The previous article introduced the Monte Carlo Situation Assessment.AlgorithmHow to use this algorithm to implement go gamesProgramWhat about it?The easiest way to think of it is to use the Monte Carlo situation evaluation algorithm to evaluate the situation after each of the following points for a given situation, so as to select the best starting point. This is feasible, but is there anything that can be optimized?
If you are a CPU, you know the go rules, but you do not know the higher level of Go knowledge. Instead, you can simulate a random match. How do you choose the game in the face of a huge chessboard? You will simulate the evaluation for 10 thousand times one by one, and finally compare the evaluation value to select the most advantageous one...
Let's start with go and introduce a "Multi-arm gangster problem". The problem is described as follows: A Multi-arm gangster can be seen as a multi-arm corner machine in a casino, and each corner machine has an unknown rate of return, the return rates of different angle machines are independent of each other. Given a limited number of attempts, I would like to ask how to get the highest return from these corner machines? This is a typical model weighing the exploration and exploitation in machine learning, which has been carefully studied in statistics.
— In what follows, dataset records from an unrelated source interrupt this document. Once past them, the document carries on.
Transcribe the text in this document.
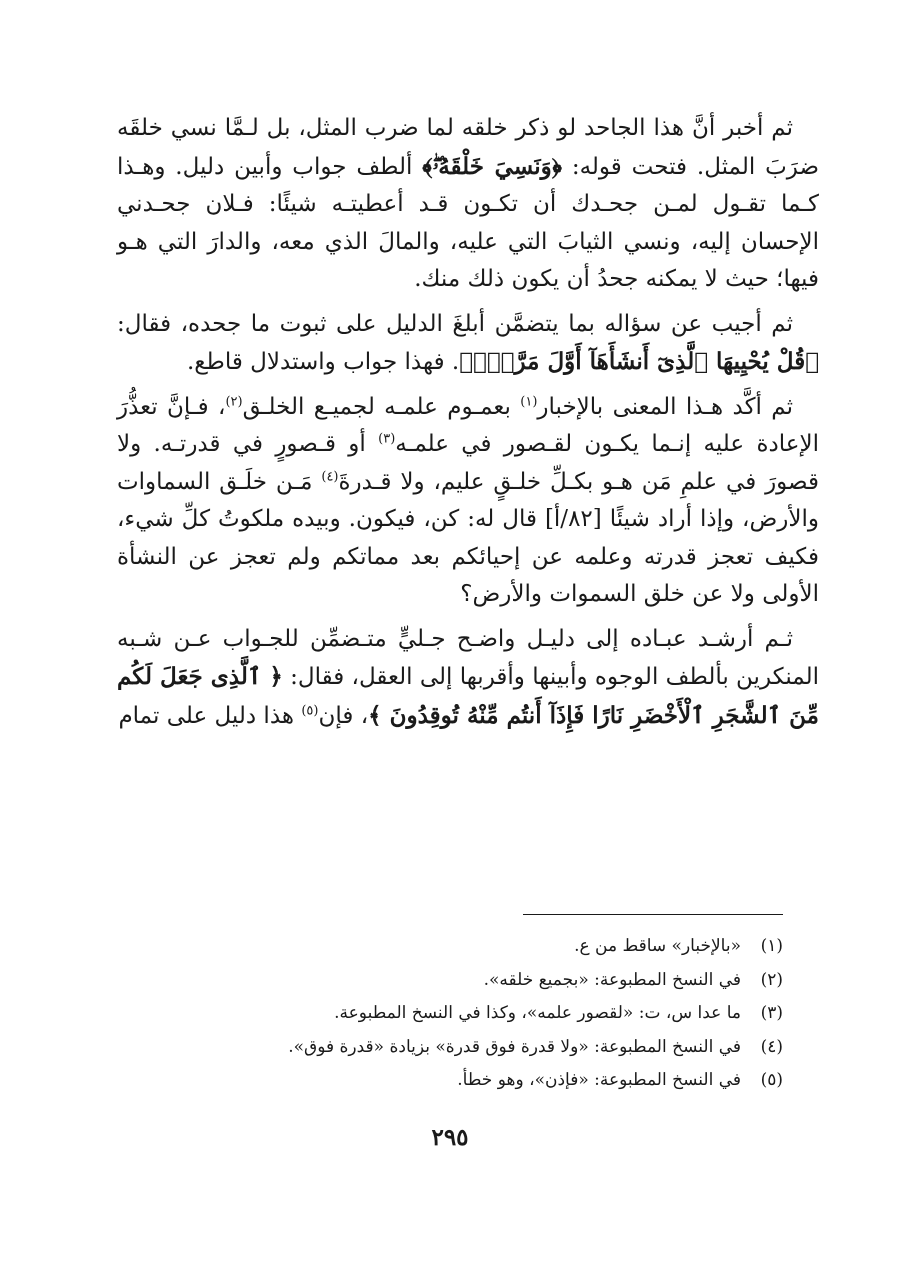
ثم أخبر أنَّ هذا الجاحد لو ذكر خلقه لما ضرب المثل، بل لـمَّا نسي خلقَه ضرَبَ المثل. فتحت قوله: ﴿وَنَسِيَ خَلْقَهُۥۖ﴾ ألطف جواب وأبين دليل. وهـذا كـما تقـول لمـن جحـدك أن تكـون قـد أعطيتـه شيئًا: فـلان جحـدني الإحسان إليه، ونسي الثيابَ التي عليه، والمالَ الذي معه، والدارَ التي هـو فيها؛ حيث لا يمكنه جحدُ أن يكون ذلك منك.

ثم أجيب عن سؤاله بما يتضمَّن أبلغَ الدليل على ثبوت ما جحده، فقال: ﴿قُلْ يُحْيِيهَا ٱلَّذِىٓ أَنشَأَهَآ أَوَّلَ مَرَّةٍۖ﴾. فهذا جواب واستدلال قاطع.

ثم أكَّد هـذا المعنى بالإخبار$^{(١)}$ بعمـوم علمـه لجميـع الخلـق$^{(٢)}$، فـإنَّ تعذُّرَ الإعادة عليه إنـما يكـون لقـصور في علمـه$^{(٣)}$ أو قـصورٍ في قدرتـه. ولا قصورَ في علمِ مَن هـو بكـلِّ خلـقٍ عليم، ولا قـدرةَ$^{(٤)}$ مَـن خلَـق السماوات والأرض، وإذا أراد شيئًا [٨٢/أ] قال له: كن، فيكون. وبيده ملكوتُ كلِّ شيء، فكيف تعجز قدرته وعلمه عن إحيائكم بعد مماتكم ولم تعجز عن النشأة الأولى ولا عن خلق السموات والأرض؟

ثـم أرشـد عبـاده إلى دليـل واضـح جـليٍّ متـضمِّن للجـواب عـن شـبه المنكرين بألطف الوجوه وأبينها وأقربها إلى العقل، فقال: ﴿ ٱلَّذِى جَعَلَ لَكُم مِّنَ ٱلشَّجَرِ ٱلْأَخْضَرِ نَارًا فَإِذَآ أَنتُم مِّنْهُ تُوقِدُونَ ﴾، فإن$^{(٥)}$ هذا دليل على تمام

(١)«بالإخبار» ساقط من ع.
(٢)في النسخ المطبوعة: «بجميع خلقه».
(٣)ما عدا س، ت: «لقصور علمه»، وكذا في النسخ المطبوعة.
(٤)في النسخ المطبوعة: «ولا قدرة فوق قدرة» بزيادة «قدرة فوق».
(٥)في النسخ المطبوعة: «فإذن»، وهو خطأ.
٢٩٥
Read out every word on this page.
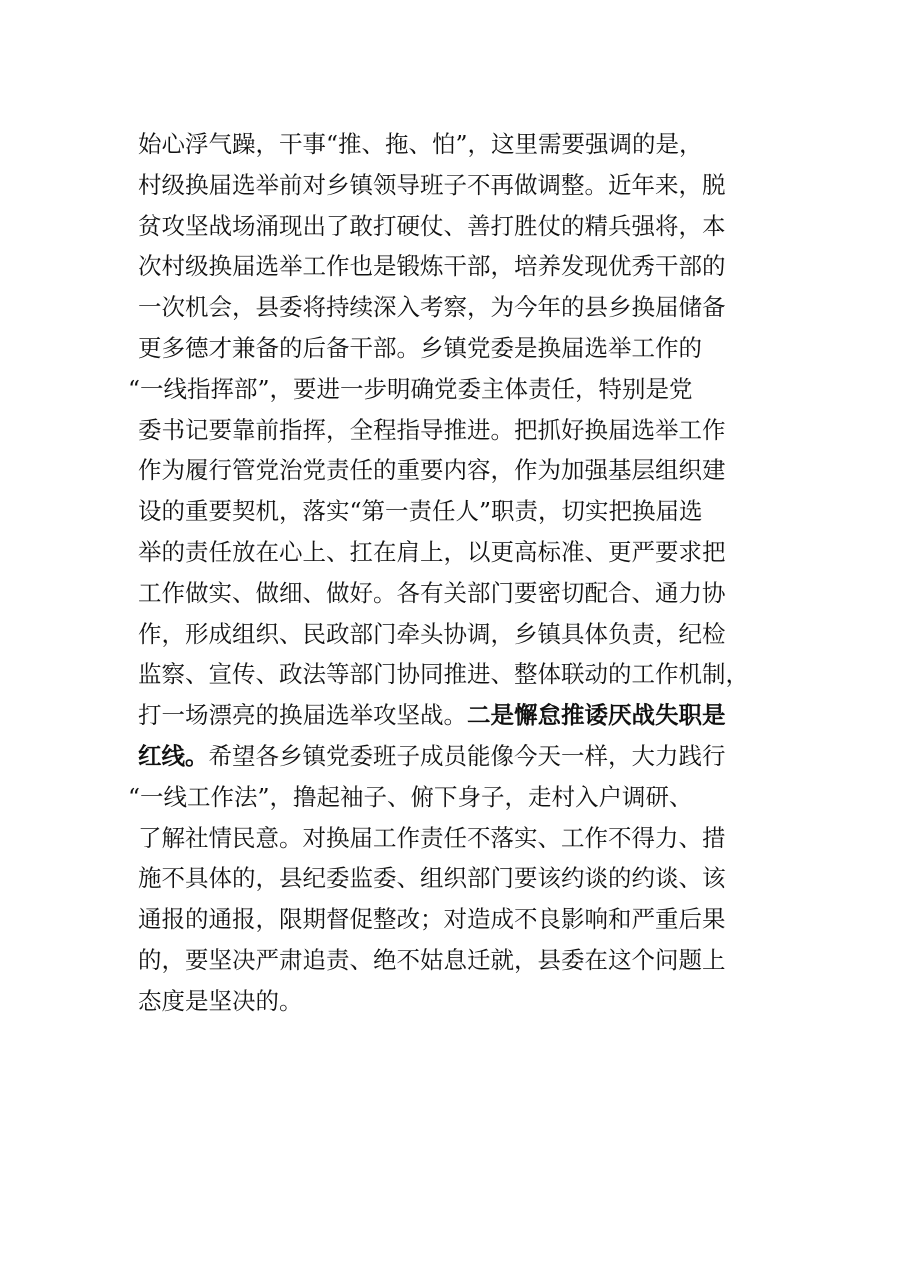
始心浮气躁，干事“推、拖、怕”，这里需要强调的是，
村级换届选举前对乡镇领导班子不再做调整。近年来，脱
贫攻坚战场涌现出了敢打硬仗、善打胜仗的精兵强将，本
次村级换届选举工作也是锻炼干部，培养发现优秀干部的
一次机会，县委将持续深入考察，为今年的县乡换届储备
更多德才兼备的后备干部。乡镇党委是换届选举工作的
“一线指挥部”，要进一步明确党委主体责任，特别是党
委书记要靠前指挥，全程指导推进。把抓好换届选举工作
作为履行管党治党责任的重要内容，作为加强基层组织建
设的重要契机，落实“第一责任人”职责，切实把换届选
举的责任放在心上、扛在肩上，以更高标准、更严要求把
工作做实、做细、做好。各有关部门要密切配合、通力协
作，形成组织、民政部门牵头协调，乡镇具体负责，纪检
监察、宣传、政法等部门协同推进、整体联动的工作机制，
打一场漂亮的换届选举攻坚战。二是懈怠推诿厌战失职是
红线。希望各乡镇党委班子成员能像今天一样，大力践行
“一线工作法”，撸起袖子、俯下身子，走村入户调研、
了解社情民意。对换届工作责任不落实、工作不得力、措
施不具体的，县纪委监委、组织部门要该约谈的约谈、该
通报的通报，限期督促整改；对造成不良影响和严重后果
的，要坚决严肃追责、绝不姑息迁就，县委在这个问题上
态度是坚决的。
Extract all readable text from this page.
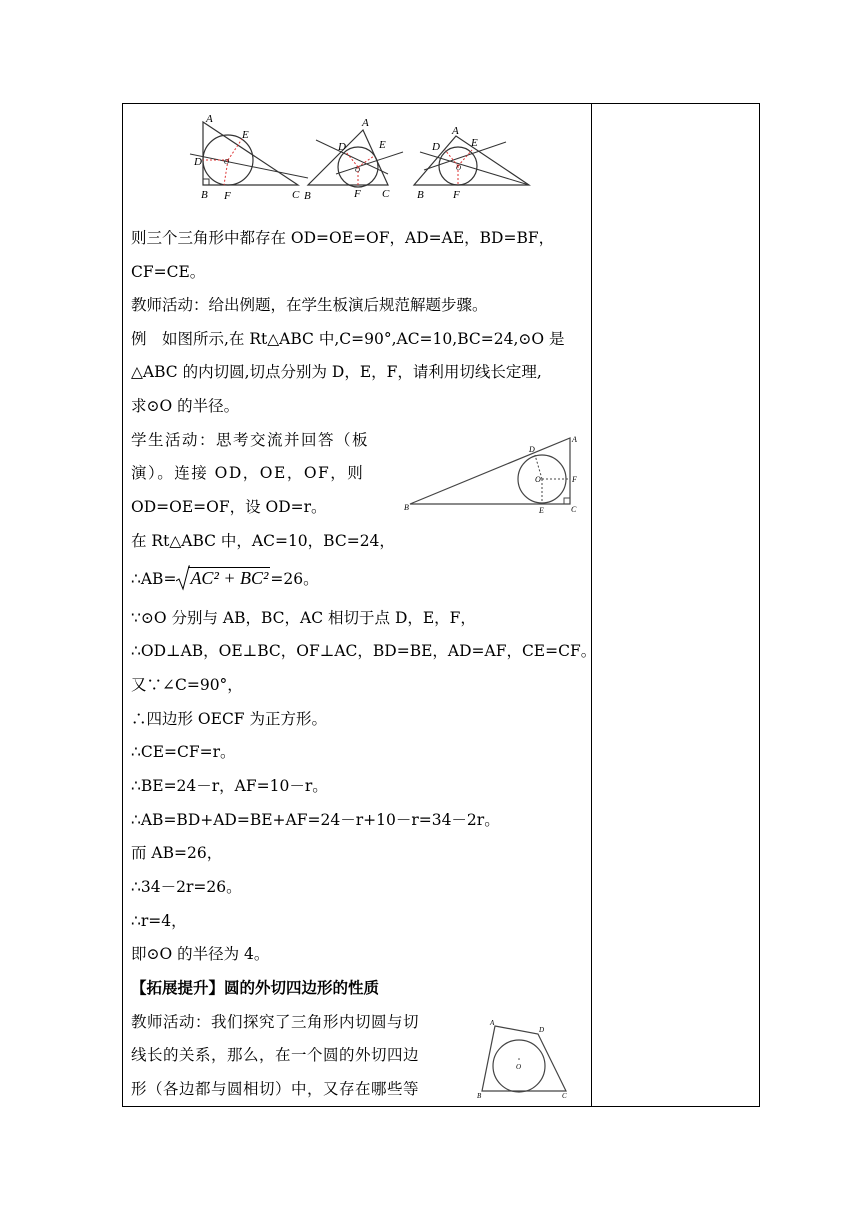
A
E
D	O
B F	C
A
E
D
O
B	F C
A
E
D
O
B	F
则三个三角形中都存在 OD=OE=OF，AD=AE，BD=BF，
CF=CE。
教师活动：给出例题，在学生板演后规范解题步骤。
例　如图所示,在 Rt△ABC 中,C=90°,AC=10,BC=24,⊙O 是
△ABC 的内切圆,切点分别为 D，E，F，请利用切线长定理,
求⊙O 的半径。
学生活动：思考交流并回答（板
演）。连接 OD，OE，OF，则
OD=OE=OF，设 OD=r。
在 Rt△ABC 中，AC=10，BC=24，
A
D
F
O
B	E	C
∴AB= AC² + BC² =26。
∵⊙O 分别与 AB，BC，AC 相切于点 D，E，F，
∴OD⊥AB，OE⊥BC，OF⊥AC，BD=BE，AD=AF，CE=CF。
又∵∠C=90°，
∴四边形 OECF 为正方形。
∴CE=CF=r。
∴BE=24－r，AF=10－r。
∴AB=BD+AD=BE+AF=24－r+10－r=34－2r。
而 AB=26，
∴34－2r=26。
∴r=4，
即⊙O 的半径为 4。
【拓展提升】圆的外切四边形的性质
教师活动：我们探究了三角形内切圆与切
线长的关系，那么，在一个圆的外切四边
形（各边都与圆相切）中，又存在哪些等
A
D
O
B	C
After trying some corner machines, we naturally think of trying out those high-return corner machines. However, this is easily confined to existing experience, rather than more exploration. It is likely to miss those with higher returns, so we should try those with fewer attempts, to obtain more accurate information.
The UCB algorithm tries to find the balance between the two actions. The UCB algorithm uses the current average income value of a corner machine as the base number. The base number is the sum of the adjusted value and the UCB value. Each time you try a corner machine with the largest UCB value, this adjustment value decreases as the number of attempts made to the corner machine increases. The formula for calculating the UCB value is as follows:
XJ is the current average benefit value of J corner machines, n is the number of attempts on all corner machines, and TJ (n) is the number of attempts on J corner machines.
The right side of the plus sign is the adjustment value of the UCB algorithm, which is easy to get. The smaller the adjustment value, the more likely the corner machine to be tried.
As for how this formula came about, it was not something I could understand... As an engineer, you can use the results of scientists ~
Go back to go, and go back to the previous assumption. You are a CPU. How can you choose from this question? Using the UCB algorithm is certainly a good answer! You can view each of the bottom points on the current disk as a corner machine. Each time you perform Monte Carlo evaluation on the lowest points with the largest UCB value, you can quickly find reliable starting points.
Wait, are there repeated computations? Can optimization be continued?